As the 2023 Department of Education guidance illustrates, this type of bias must be addressed by examining specific cases qualitatively, not merely looking at statistics.
Recent research suggests that racial bias on the part of principals is growing increasingly rare, though it certainly still exists (Eden, 2019).
A more persistent problem is the small number of teachers who send an unusually large number of students to the office.
Clearly, there are specific cases in which an individual educator's cultural competence results in disproportionality at the level of office referrals.
School administrators have the opportunity to disrupt this type of bias by both providing professional development on cultural competence, and by declining to issue consequences for spurious referrals.
New Federal Guidance
In May 2023, the US Department of Education an US Department of Justice jointly released new guidance for schools and districts, replacing much-criticized guidance from 2014.
This document contains numerous case studies of districts that were found to discipline students unfairly based on race.
For example, the report details findings by the Office of Civil Rights in one high school district in California (p. 2):
It's important to note the degree of procedural unfairness in this case: students received different consequences for the same behaviors based on race.
To identify this pattern, OCR had to carefully examine the reasons behind the disproportionality in the district's discipline statistics, not just the raw data.
In the Department's earlier guidance, conveyed in the infamous 2014 “Dear Colleague” letter, schools were warned that disproportionality alone was evidence of discrimination.
However, disproportionality has two possible sources:
- Bias in the discipline process itself, as in the examples above
- Upstream inequalities in society, which have a multitude of downstream effects, including (but not limited to) school discipline
In a society as unequal as the United States, poverty is an obvious contributor to disproportionality. But there are other culprits, too, such as lead exposure (many of which track closely with poverty).
Clearly, school-level changes cannot address problems rooted in lead exposure or other upstream inequalities.
Schools Can't Offset Out-Of-School Contributors to Disproportionality
We can—and must—focus on the factors that take place in the school environment, but go no further.
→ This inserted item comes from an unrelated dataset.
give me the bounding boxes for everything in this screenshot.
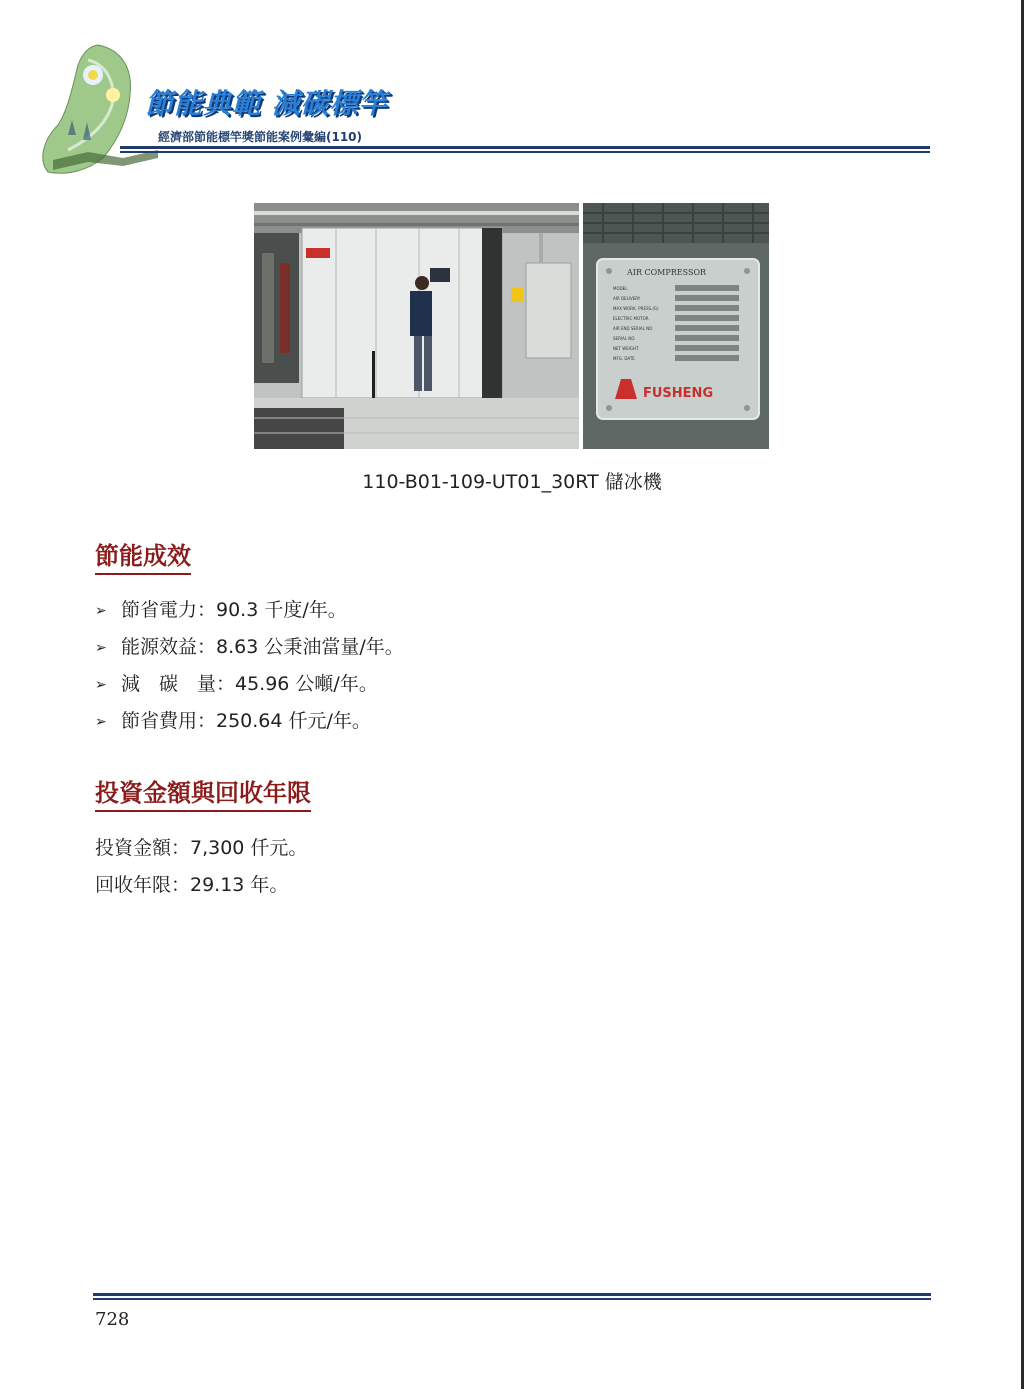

We can address biased policies or the biased application of those policies, as well as the cultural competence of staff. However, such reforms will only partially address the disproportionality that appears in discipline statistics.
When schools attempt to offset out-of-school factors by adjusting their discipline practices, the result is essentially a suspension quota system that treats students differently based on race.
Such efforts are not progress. We cannot produce equity at the stroke of a pen by simply assigning arbitrary consequences in order to produce more palatable statistics.
Let's be clear: discipline must be based on the student's behavior, not the student's race.
Two students with similar behavior should receive similar consequences, regardless of race.
How should schools approach the question of consequences and administrative judgment?
Clear, Transparent Guidelines for Administrators
School discipline is an issue that invariably depends on sound professional judgment on the part of administrators.
This judgment must be guided by clear policy—ideally in the form of a progressive discipline matrix.
A matrix of this type, shared with staff, students, and families, creates the necessary accountability for ensuring that administrators' decisions are fair and unbiased.
But school administrators also need discretion to adjust consequences based on the severity of the incident or a recurring pattern of behavior. In the example above, behaviors are divided into levels of severity, with accompanying consequences. Such guidelines allow administrators to exercise professional judgment while being held accountable for the fairness of their decisions.
Attempts to eliminate administrator judgment from the process entirely—by, say, banning suspension entirely on the one hand, or implementing zero-tolerance rules on the other—tends to result in poorer decisions.